Just today I was re-reading "Essential Darkroom Techniques" published in 1987 by Jonathan Eastland who according to the flysheet was a professional photographer with 18 years of darkroom experience and ran an international news and features agency. He too mentions the pinhole effect but qualifies it like PE by stating too strong an acid bath may( not will) create such an effect.

He goes on to say that he found that the very weak effect of development action from the use of a water bath seems to have the effect of enhancing shadow detail without increasing neg contrast. In this context he was talking about Kodak's HC110 which has a syrupy consistency even at working strength and a tendency to stick to the emulsion, hence its continued effect in the water bath. Unfortunately he doesn't expand on the correct water bath process for this effect so there's no way of knowing how long the film was in the water bath.

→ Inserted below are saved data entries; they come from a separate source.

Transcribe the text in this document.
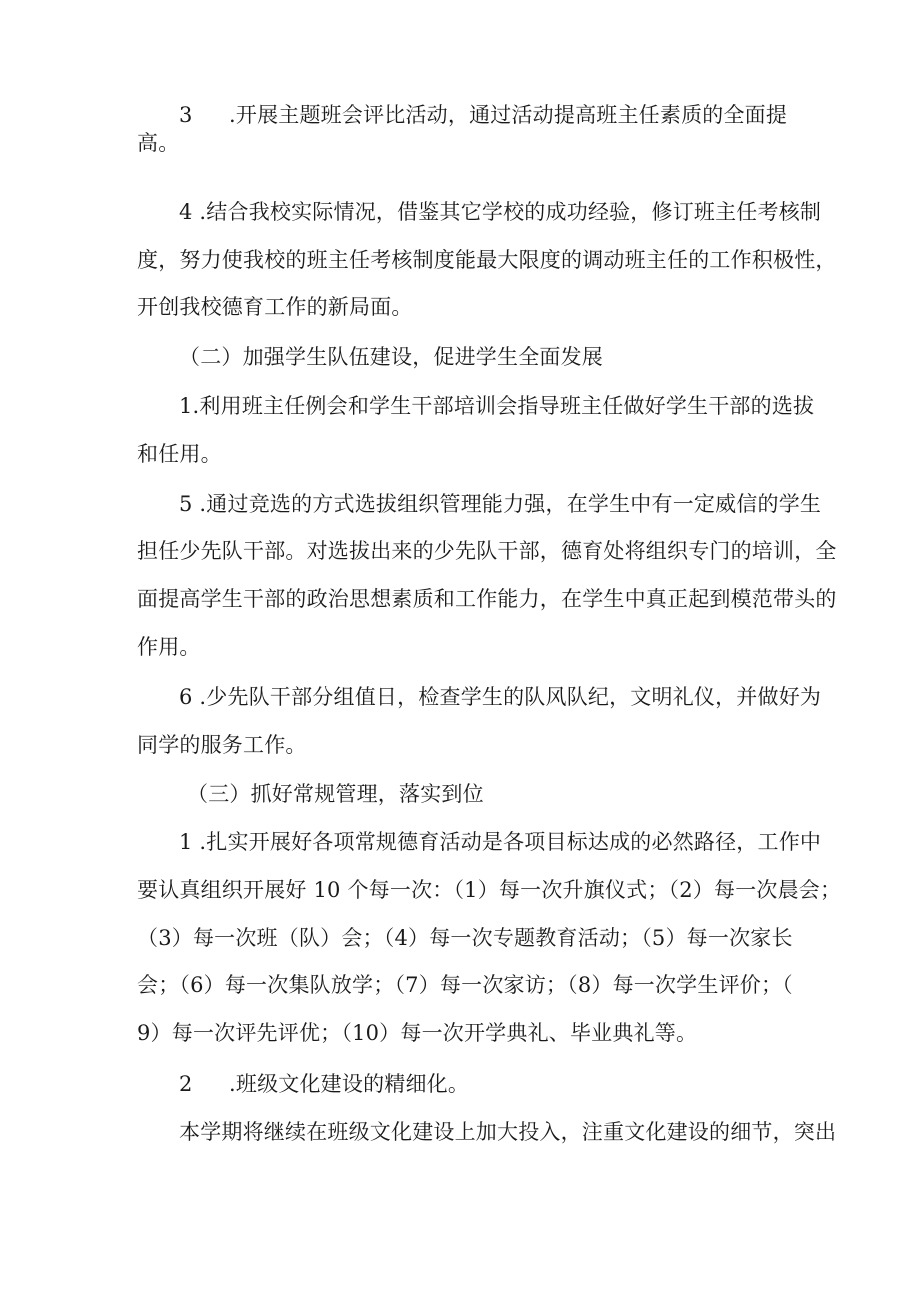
3 .开展主题班会评比活动，通过活动提高班主任素质的全面提
高。
4 .结合我校实际情况，借鉴其它学校的成功经验，修订班主任考核制
度，努力使我校的班主任考核制度能最大限度的调动班主任的工作积极性，
开创我校德育工作的新局面。
（二）加强学生队伍建设，促进学生全面发展
1.利用班主任例会和学生干部培训会指导班主任做好学生干部的选拔
和任用。
5 .通过竞选的方式选拔组织管理能力强，在学生中有一定威信的学生
担任少先队干部。对选拔出来的少先队干部，德育处将组织专门的培训，全
面提高学生干部的政治思想素质和工作能力，在学生中真正起到模范带头的
作用。
6 .少先队干部分组值日，检查学生的队风队纪，文明礼仪，并做好为
同学的服务工作。
（三）抓好常规管理，落实到位
1 .扎实开展好各项常规德育活动是各项目标达成的必然路径，工作中
要认真组织开展好 10 个每一次：（1）每一次升旗仪式；（2）每一次晨会；
（3）每一次班（队）会；（4）每一次专题教育活动；（5）每一次家长
会；（6）每一次集队放学；（7）每一次家访；（8）每一次学生评价；（
9）每一次评先评优；（10）每一次开学典礼、毕业典礼等。
2 .班级文化建设的精细化。
本学期将继续在班级文化建设上加大投入，注重文化建设的细节，突出
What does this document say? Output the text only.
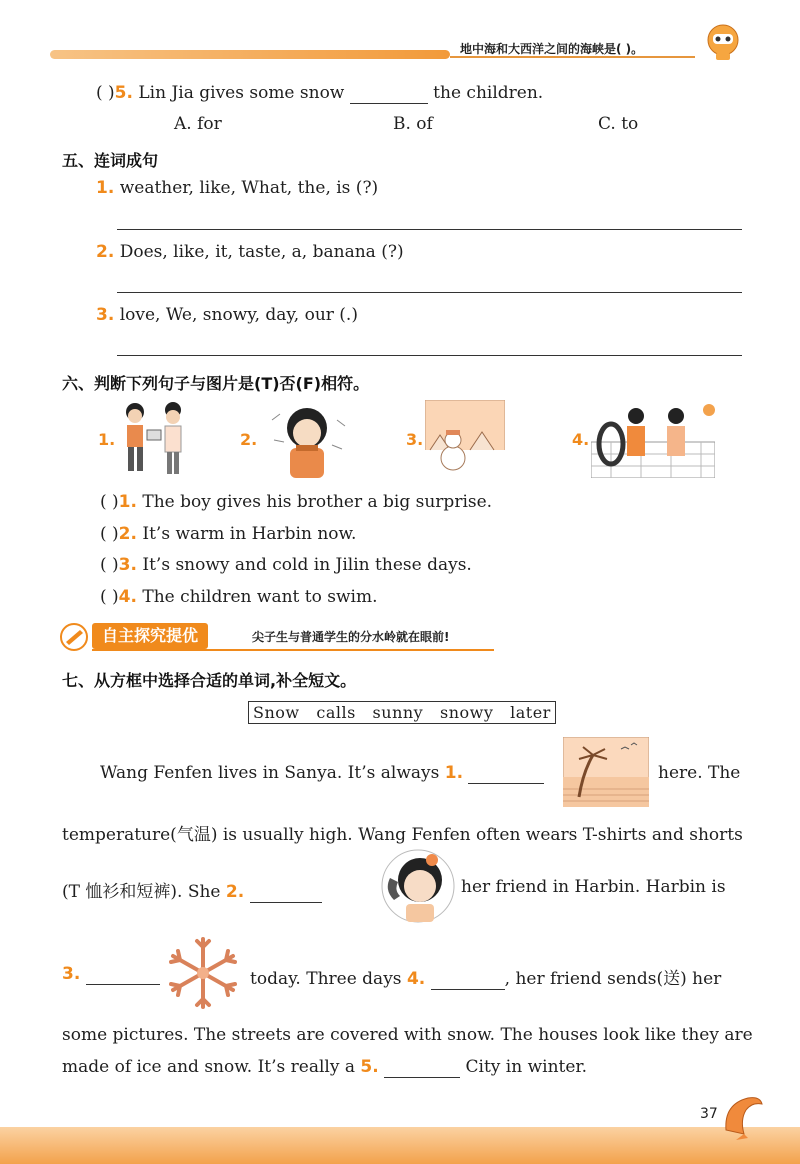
地中海和大西洋之间的海峡是( )。
( )5. Lin Jia gives some snow	the children.
A. for	B. of	C. to
五、连词成句
1. weather, like, What, the, is (?)
2. Does, like, it, taste, a, banana (?)
3. love, We, snowy, day, our (.)
六、判断下列句子与图片是(T)否(F)相符。
1.	2.	3.	4.
( )1. The boy gives his brother a big surprise.
( )2. It’s warm in Harbin now.
( )3. It’s snowy and cold in Jilin these days.
( )4. The children want to swim.
自主探究提优	尖子生与普通学生的分水岭就在眼前!
七、从方框中选择合适的单词,补全短文。
Snow   calls   sunny   snowy   later
Wang Fenfen lives in Sanya. It’s always 1.	here. The
temperature(气温) is usually high. Wang Fenfen often wears T-shirts and shorts
(T 恤衫和短裤). She 2.	her friend in Harbin. Harbin is
3.	today. Three days 4.	, her friend sends(送) her
some pictures. The streets are covered with snow. The houses look like they are
made of ice and snow. It’s really a 5.	City in winter.
37
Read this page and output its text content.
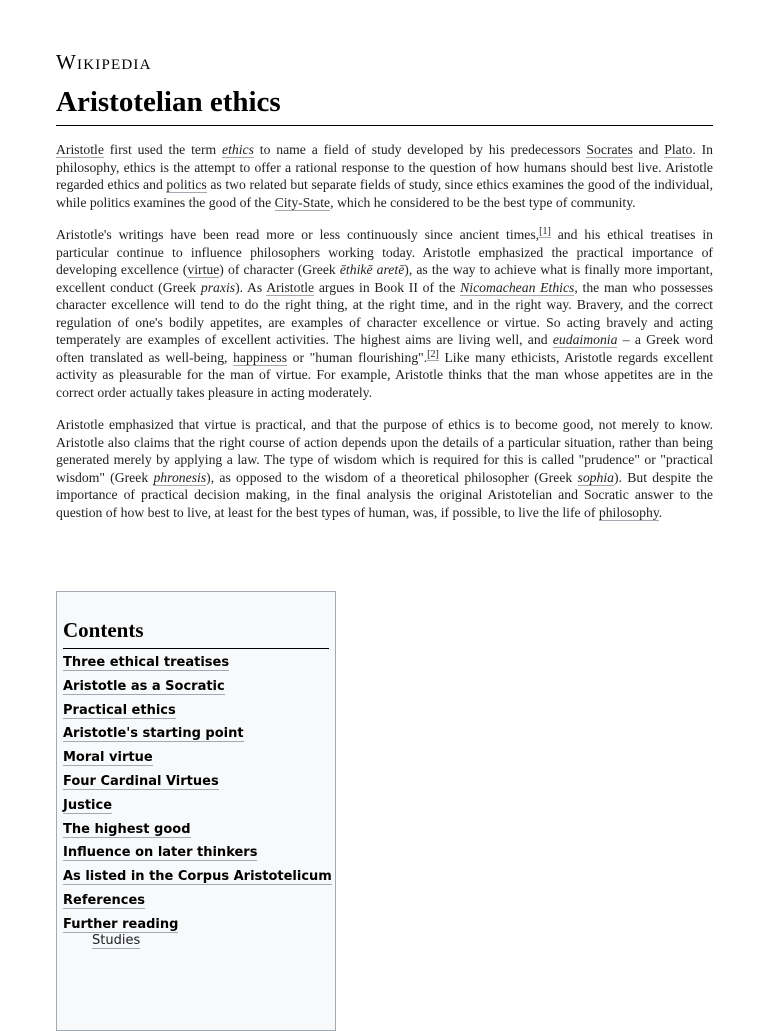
Wikipedia
Aristotelian ethics

Aristotle first used the term ethics to name a field of study developed by his predecessors Socrates and Plato. In philosophy, ethics is the attempt to offer a rational response to the question of how humans should best live. Aristotle regarded ethics and politics as two related but separate fields of study, since ethics examines the good of the individual, while politics examines the good of the City-State, which he considered to be the best type of community.

Aristotle's writings have been read more or less continuously since ancient times,[1] and his ethical treatises in particular continue to influence philosophers working today. Aristotle emphasized the practical importance of developing excellence (virtue) of character (Greek ēthikē aretē), as the way to achieve what is finally more important, excellent conduct (Greek praxis). As Aristotle argues in Book II of the Nicomachean Ethics, the man who possesses character excellence will tend to do the right thing, at the right time, and in the right way. Bravery, and the correct regulation of one's bodily appetites, are examples of character excellence or virtue. So acting bravely and acting temperately are examples of excellent activities. The highest aims are living well, and eudaimonia – a Greek word often translated as well-being, happiness or "human flourishing".[2] Like many ethicists, Aristotle regards excellent activity as pleasurable for the man of virtue. For example, Aristotle thinks that the man whose appetites are in the correct order actually takes pleasure in acting moderately.

Aristotle emphasized that virtue is practical, and that the purpose of ethics is to become good, not merely to know. Aristotle also claims that the right course of action depends upon the details of a particular situation, rather than being generated merely by applying a law. The type of wisdom which is required for this is called "prudence" or "practical wisdom" (Greek phronesis), as opposed to the wisdom of a theoretical philosopher (Greek sophia). But despite the importance of practical decision making, in the final analysis the original Aristotelian and Socratic answer to the question of how best to live, at least for the best types of human, was, if possible, to live the life of philosophy.

Contents
Three ethical treatises
Aristotle as a Socratic
Practical ethics
Aristotle's starting point
Moral virtue
Four Cardinal Virtues
Justice
The highest good
Influence on later thinkers
As listed in the Corpus Aristotelicum
References
Further reading
Studies
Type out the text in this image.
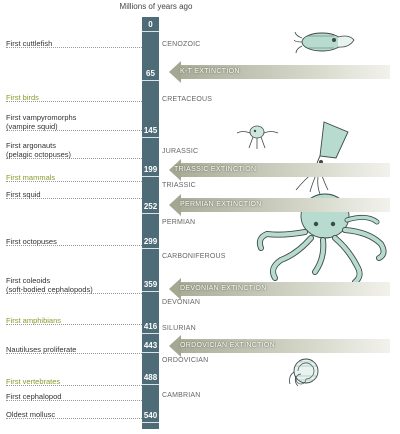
Millions of years ago
0
65
145
199
252
299
359
416
443
488
540
First cuttlefish
First birds
First vampyromorphs
(vampire squid)
First argonauts
(pelagic octopuses)
First mammals
First squid
First octopuses
First coleoids
(soft-bodied cephalopods)
First amphibians
Nautiluses proliferate
First vertebrates
First cephalopod
Oldest mollusc
CENOZOIC
CRETACEOUS
JURASSIC
TRIASSIC
PERMIAN
CARBONIFEROUS
DEVONIAN
SILURIAN
ORDOVICIAN
CAMBRIAN
K-T EXTINCTION
TRIASSIC EXTINCTION
PERMIAN EXTINCTION
DEVONIAN EXTINCTION
ORDOVICIAN EXTINCTION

Interestingly Mr Eastland does not say he ever had a problem with a proper strength bath nor that he ever had a proplem with an over strength acid bath.

When books are written it is often the case that the authors reflect the then thinking and in the context of photography, the state of films then and maybe for a few years before.

PE. Could it have been the case that until some time in the 80s, films were more susceptible to pinholes that has been the case more recently? Hence the acid bath creating pinholes issue

I used to use an acid bath for film but more recently have switched to water. It's cheaper and easier. It seems to me that if the dev time has been something like 10 mins or even more and the tank is drained properly and immediately filled with say 250mls of water, swilled round and dumped in a matter of seconds then any effect of continued dev in what is a very dilute dev must be very small and effectively eliminated on the second fill and dump.

I normally use 4 fill and dumps before the fixer and haven't seen any difference in the negs compared to using an acid bath.